Vincent Canby, writing for The New York Times, described S.O.B. as "a nasty, biased, self-serving movie that also happens to be hilarious most of the time...It's difficult to remember a film as mean-spirited as S.O.B. that also was so consistently funny." Gene Siskel and Roger Ebert, then hosts of the PBS movie review program Sneak Previews, both gave S.O.B. a positive review.

===Box office===
The film grossed $3,116,078 over the five-day 4th of July holiday weekend and went on to gross $14.8 million in the United States and Canada. The Village Voice dubbed the film a box-office flop.

==Television version==
Broadcast television prints of S.O.B. contain alternate takes and edits of several scenes originally containing sex and nudity, such as the party and orgy scenes and Night Winds erotica dream sequence where Julie Andrews exposes her breasts.
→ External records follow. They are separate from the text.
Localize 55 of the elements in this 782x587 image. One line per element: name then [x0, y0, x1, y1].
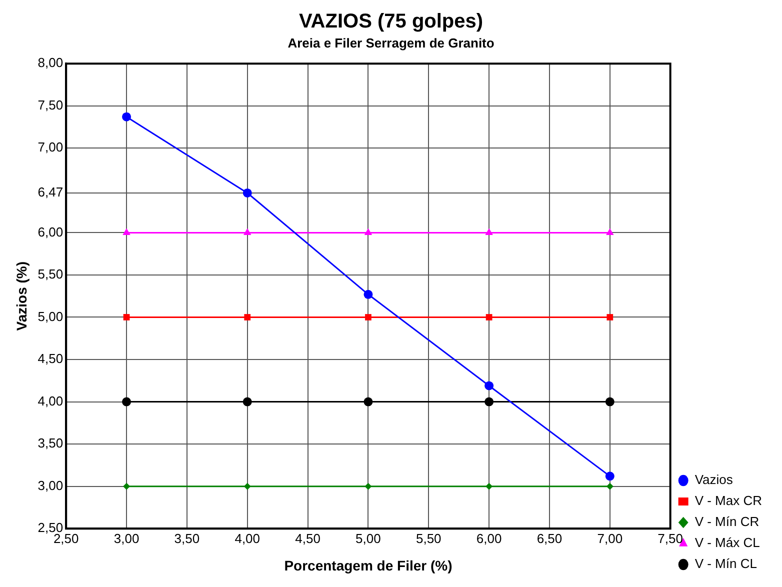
point	[605, 472, 614, 481]
y-tick-label: 8,00	[38, 55, 64, 70]
x-tick-label: 6,50	[536, 530, 562, 546]
point	[244, 314, 251, 320]
y-tick-label: 5,00	[38, 308, 64, 324]
point	[243, 228, 252, 235]
x-tick-label: 6,00	[476, 530, 502, 546]
y-tick-label: 4,50	[38, 351, 64, 366]
point	[242, 397, 252, 406]
point	[242, 188, 252, 198]
point	[486, 314, 492, 320]
x-tick-label: 7,50	[658, 530, 683, 546]
x-tick-label: 4,50	[295, 530, 320, 546]
x-axis-title: Porcentagem de Filer (%)	[284, 557, 452, 574]
legend-label: V - Mín CL	[694, 556, 757, 572]
point	[484, 381, 494, 390]
legend-label: V - Max CR	[694, 493, 762, 508]
point	[605, 397, 614, 406]
x-tick-label: 7,00	[597, 530, 623, 546]
point	[364, 228, 372, 235]
point	[484, 397, 494, 406]
point	[122, 228, 130, 235]
point	[123, 314, 130, 320]
x-tick-label: 4,00	[234, 530, 260, 546]
point	[606, 314, 614, 320]
y-tick-label: 3,50	[38, 436, 64, 451]
point	[365, 314, 372, 320]
chart-subtitle: Areia e Filer Serragem de Granito	[288, 35, 494, 50]
point	[244, 482, 251, 490]
point	[364, 290, 373, 299]
y-tick-label: 7,50	[38, 97, 64, 112]
y-tick-label: 5,50	[38, 266, 64, 282]
point	[485, 228, 493, 235]
y-tick-label: 4,00	[38, 393, 64, 408]
point	[123, 482, 130, 490]
y-tick-label: 6,00	[38, 224, 64, 240]
point	[364, 482, 372, 490]
chart-title: VAZIOS (75 golpes)	[298, 10, 484, 33]
y-tick-label: 7,00	[38, 140, 64, 155]
x-tick-label: 3,50	[174, 530, 200, 546]
point	[122, 397, 132, 406]
legend-label: V - Mín CR	[694, 514, 760, 530]
point	[122, 112, 132, 122]
point	[364, 397, 373, 406]
legend-label: V - Máx CL	[694, 535, 760, 550]
legend-label: Vazios	[694, 472, 734, 488]
y-tick-label: 6,47	[38, 184, 64, 200]
y-tick-label: 3,00	[38, 478, 64, 493]
point	[606, 228, 614, 235]
x-tick-label: 5,00	[356, 530, 381, 546]
x-tick-label: 3,00	[114, 530, 140, 546]
point	[486, 482, 493, 490]
x-tick-label: 5,50	[416, 530, 442, 546]
point	[606, 482, 614, 490]
y-axis-title: Vazios (%)	[13, 261, 30, 331]
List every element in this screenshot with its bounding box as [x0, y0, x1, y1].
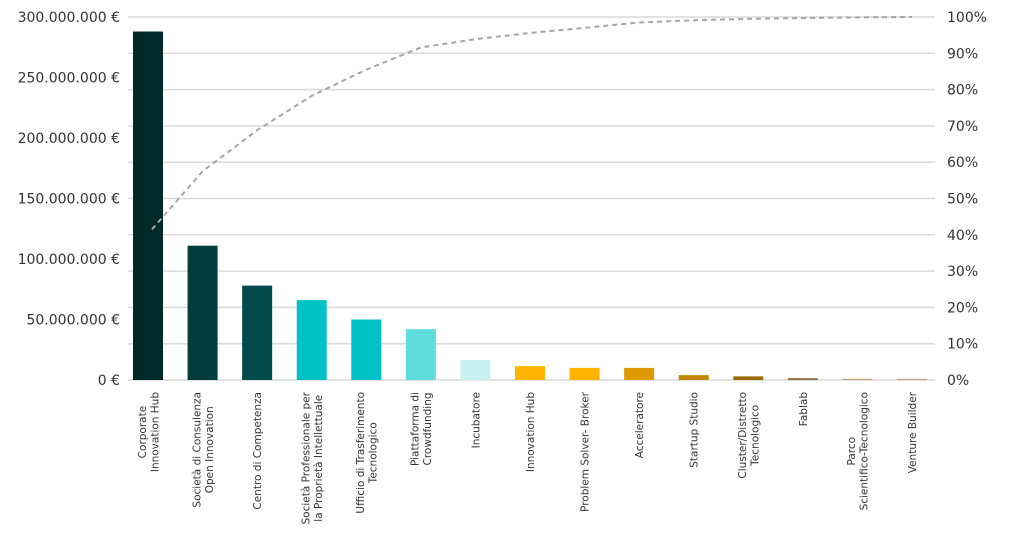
bar: [296, 300, 327, 380]
category-label-line: Venture Builder: [907, 391, 919, 473]
category-label: Venture Builder: [907, 391, 919, 473]
category-label-line: Società Professionale per: [300, 391, 312, 524]
category-label-line: Problem Solver- Broker: [580, 391, 592, 512]
category-label-line: Startup Studio: [689, 392, 701, 468]
category-label: Società Professionale per la Proprietà In…: [300, 391, 325, 524]
left-axis-tick-label: 50.000.000 €: [26, 313, 120, 329]
left-axis-tick-label: 0 €: [98, 373, 120, 389]
category-label-line: Incubatore: [470, 392, 482, 448]
category-label-line: Parco: [846, 437, 858, 466]
bar: [242, 285, 273, 380]
category-label: Parco Scientifico-Tecnologico: [846, 392, 871, 510]
category-label-line: Open Innovation: [204, 406, 216, 493]
category-label-line: Scientifico-Tecnologico: [859, 392, 871, 510]
right-axis-tick-label: 20%: [947, 300, 978, 316]
category-label-line: Tecnologico: [368, 422, 380, 484]
right-axis-tick-label: 70%: [947, 119, 978, 135]
category-label: Incubatore: [470, 392, 482, 448]
category-label: Centro di Competenza: [252, 392, 264, 510]
right-axis-tick-label: 60%: [947, 155, 978, 171]
bar: [351, 319, 382, 380]
left-axis-tick-label: 250.000.000 €: [18, 71, 120, 87]
right-axis-ticks: 0% 10% 20% 30% 40% 50% 60% 70% 80% 90% 100%: [947, 10, 987, 389]
right-axis-tick-label: 50%: [947, 192, 978, 208]
category-label: Corporate Innovation Hub: [137, 392, 162, 472]
right-axis-tick-label: 90%: [947, 46, 978, 62]
category-label-line: la Proprietà Intellettuale: [313, 395, 325, 522]
bars: [133, 31, 927, 381]
left-axis-tick-label: 100.000.000 €: [18, 252, 120, 268]
category-label-line: Corporate: [137, 406, 149, 459]
cumulative-line: [151, 16, 913, 231]
category-label-line: Piattaforma di: [410, 392, 422, 466]
category-label-line: Tecnologico: [750, 405, 762, 467]
bar: [787, 378, 818, 380]
category-label: Startup Studio: [689, 392, 701, 468]
category-label: Ufficio di Trasferimento Tecnologico: [355, 392, 380, 514]
category-label: Cluster/Distretto Tecnologico: [737, 392, 762, 479]
right-axis-tick-label: 30%: [947, 264, 978, 280]
bar: [842, 378, 873, 380]
right-axis-tick-label: 80%: [947, 83, 978, 99]
bar: [133, 31, 163, 381]
left-axis-tick-label: 200.000.000 €: [18, 131, 120, 147]
left-axis-tick-label: 150.000.000 €: [18, 192, 120, 208]
category-label-line: Fablab: [798, 392, 810, 427]
category-label-line: Centro di Competenza: [252, 392, 264, 510]
category-labels: Corporate Innovation Hub Società di Consul…: [137, 391, 919, 524]
bar: [405, 329, 436, 380]
bar: [187, 245, 218, 380]
category-label-line: Ufficio di Trasferimento: [355, 392, 367, 514]
right-axis-tick-label: 100%: [947, 10, 987, 26]
bar: [569, 367, 600, 380]
category-label-line: Cluster/Distretto: [737, 392, 749, 479]
right-axis-tick-label: 10%: [947, 337, 978, 353]
right-axis-tick-label: 0%: [947, 373, 969, 389]
bar: [624, 367, 655, 380]
bar: [460, 360, 491, 380]
left-axis-tick-label: 300.000.000 €: [18, 10, 120, 26]
bar: [897, 378, 927, 380]
category-label-line: Acceleratore: [634, 392, 646, 458]
bar: [515, 366, 545, 380]
category-label-line: Società di Consulenza: [191, 392, 203, 508]
cumulative-line-path: [151, 16, 913, 231]
right-axis-tick-label: 40%: [947, 228, 978, 244]
category-label-line: Innovation Hub: [525, 392, 537, 472]
category-label: Acceleratore: [634, 392, 646, 458]
category-label-line: Crowdfunding: [422, 392, 434, 465]
category-label: Fablab: [798, 392, 810, 427]
category-label: Innovation Hub: [525, 392, 537, 472]
category-label-line: Innovation Hub: [149, 392, 161, 472]
category-label: Società di Consulenza Open Innovation: [191, 392, 216, 508]
category-label: Piattaforma di Crowdfunding: [410, 392, 435, 466]
category-label: Problem Solver- Broker: [580, 391, 592, 512]
bar: [678, 375, 709, 380]
bar: [733, 376, 764, 380]
left-axis-ticks: 0 € 50.000.000 € 100.000.000 € 150.000.000 …: [18, 10, 120, 389]
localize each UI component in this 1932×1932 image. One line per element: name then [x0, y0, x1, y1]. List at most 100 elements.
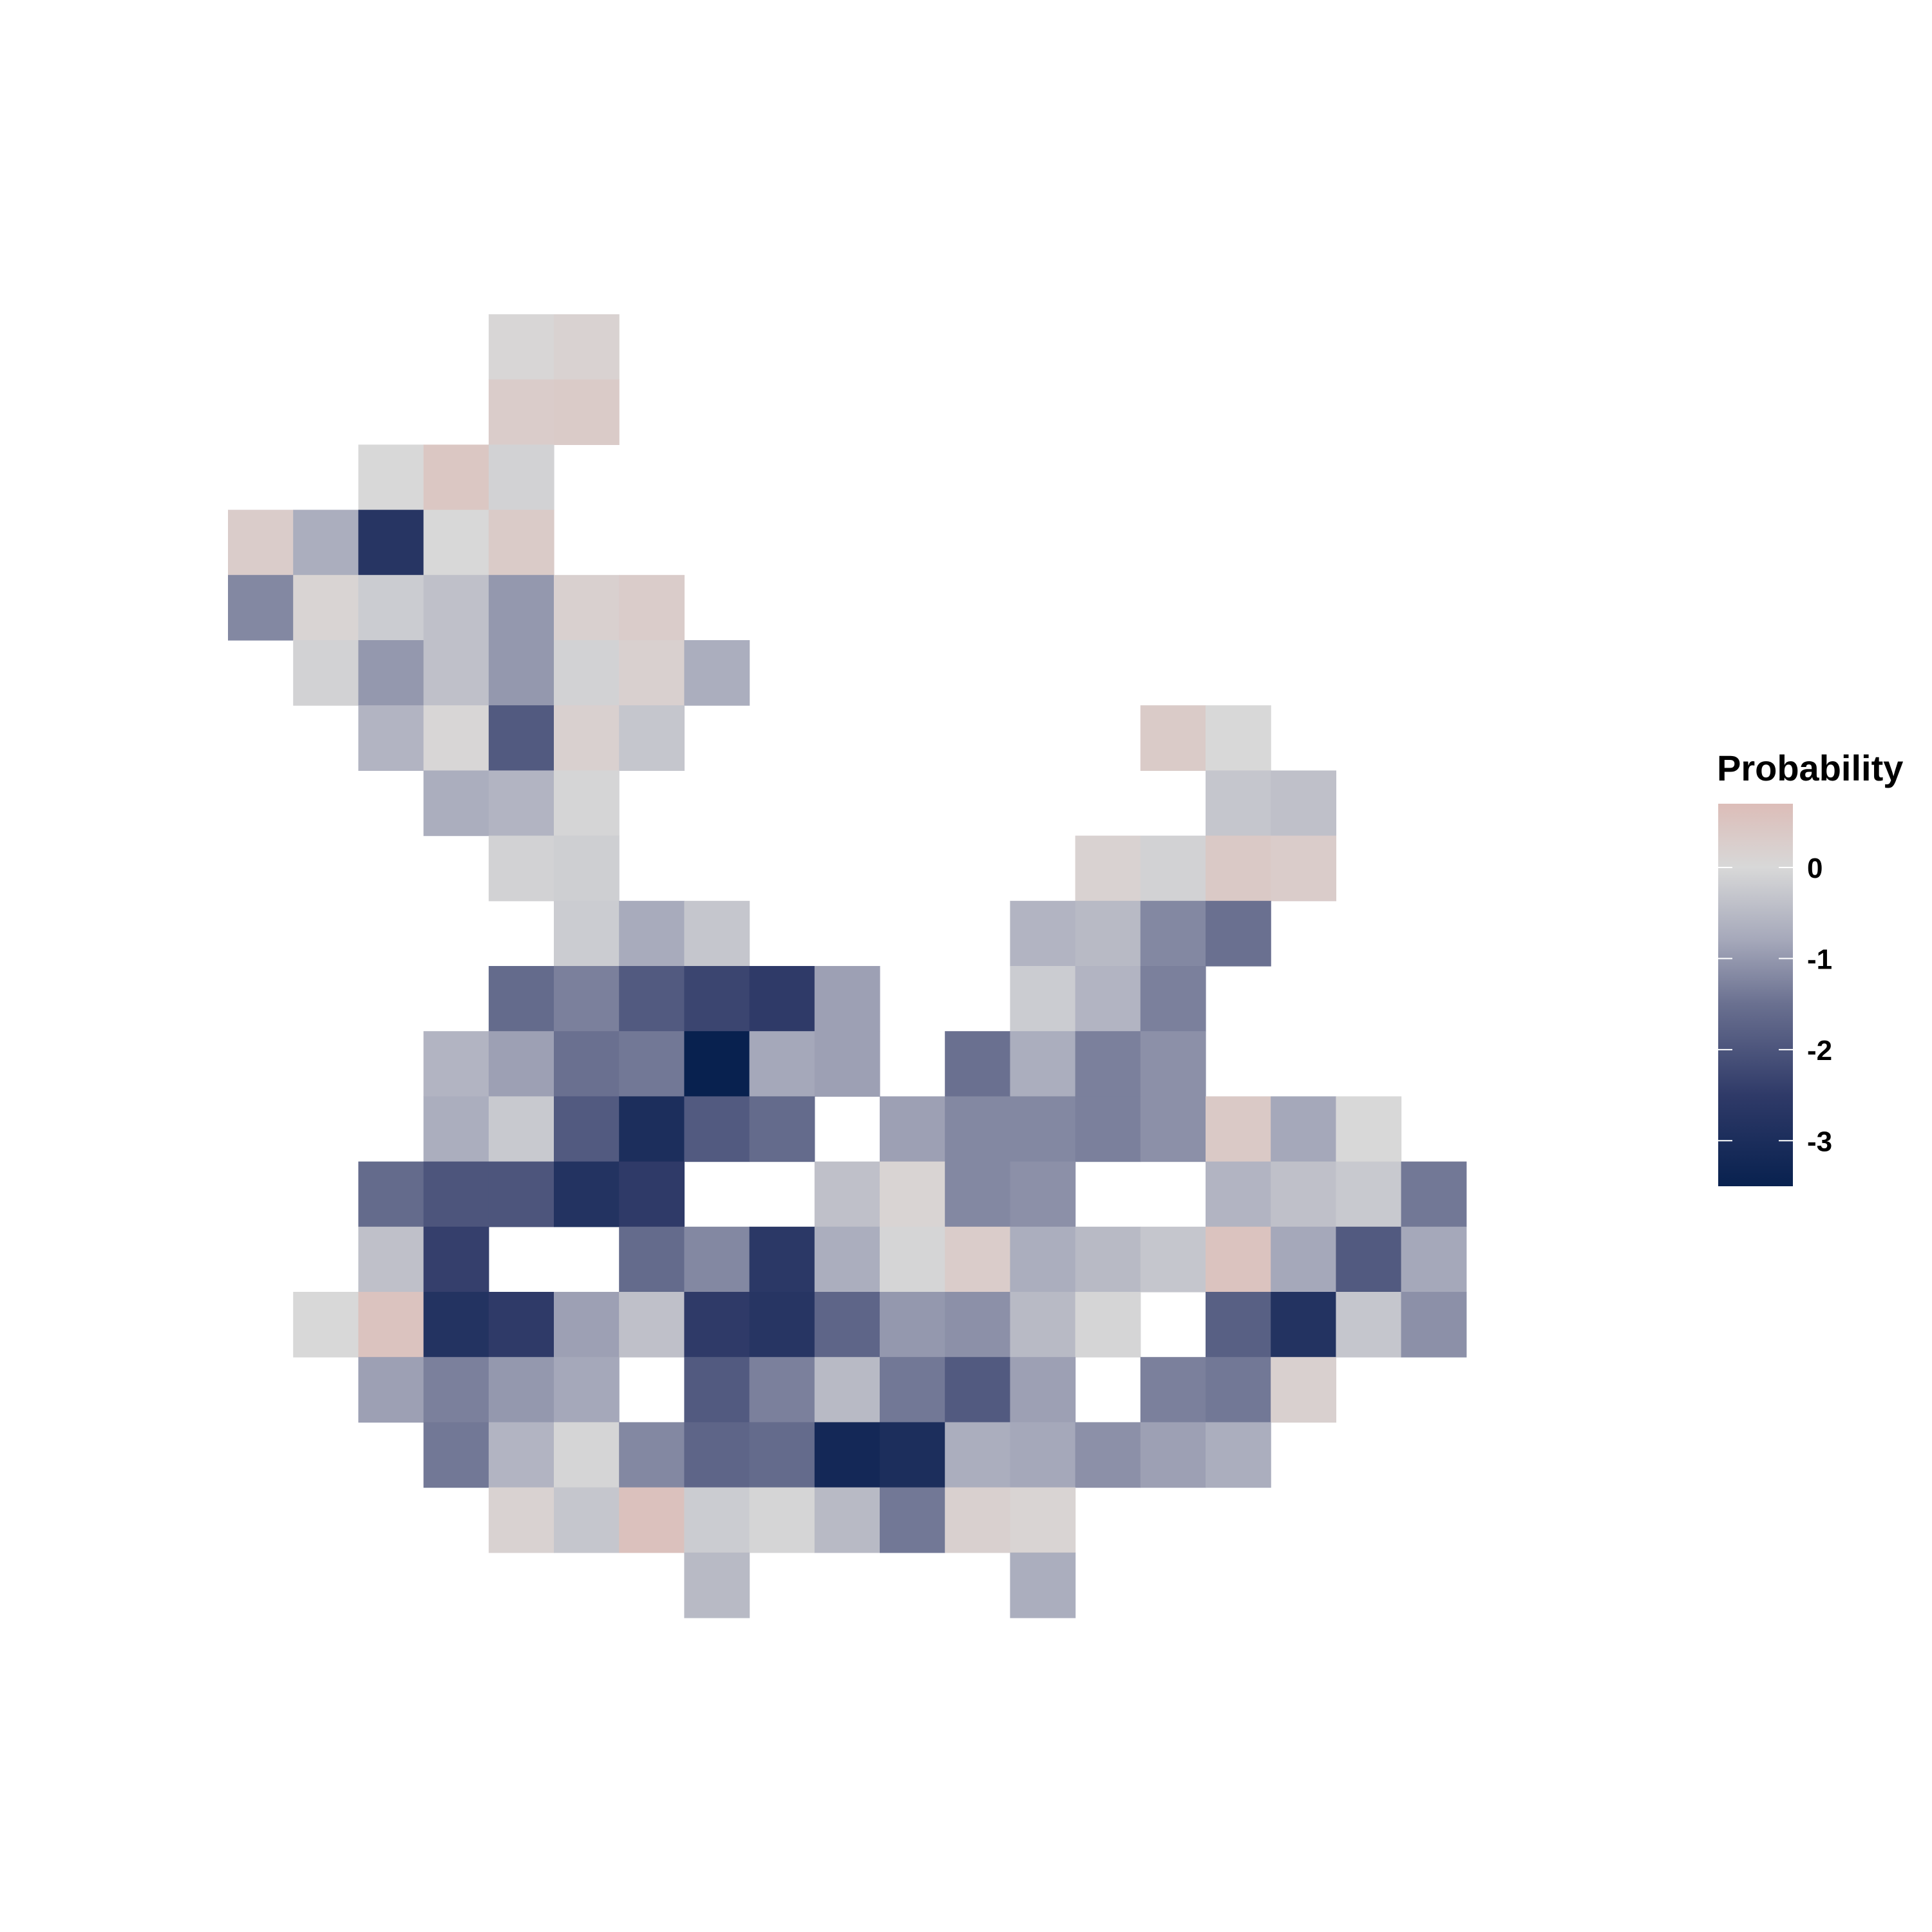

The television version contains a scene where Robert Vaughn, as studio head David Blackman, receives a phone call while in bed with his mistress Mavis (Marisa Berenson), and is simply seen naked from the waist up. In the original theatrical print, he is wearing a bustier and nylon stockings.

==Home media==
The original video release was made by CBS Video Enterprises in 1982, on both VHS and CED Videodisc, and was later reissued on VHS by CBS/Fox Video in the mid-1980s. Warner Bros. bought ancillary rights in 1989 with their purchase of Lorimar, and the film was released on LaserDisc through Warner Home Video in 1990. Warner released a DVD edition in 2002 and reissued in 2012. In 2017, Warner Archive released the film on Blu-ray.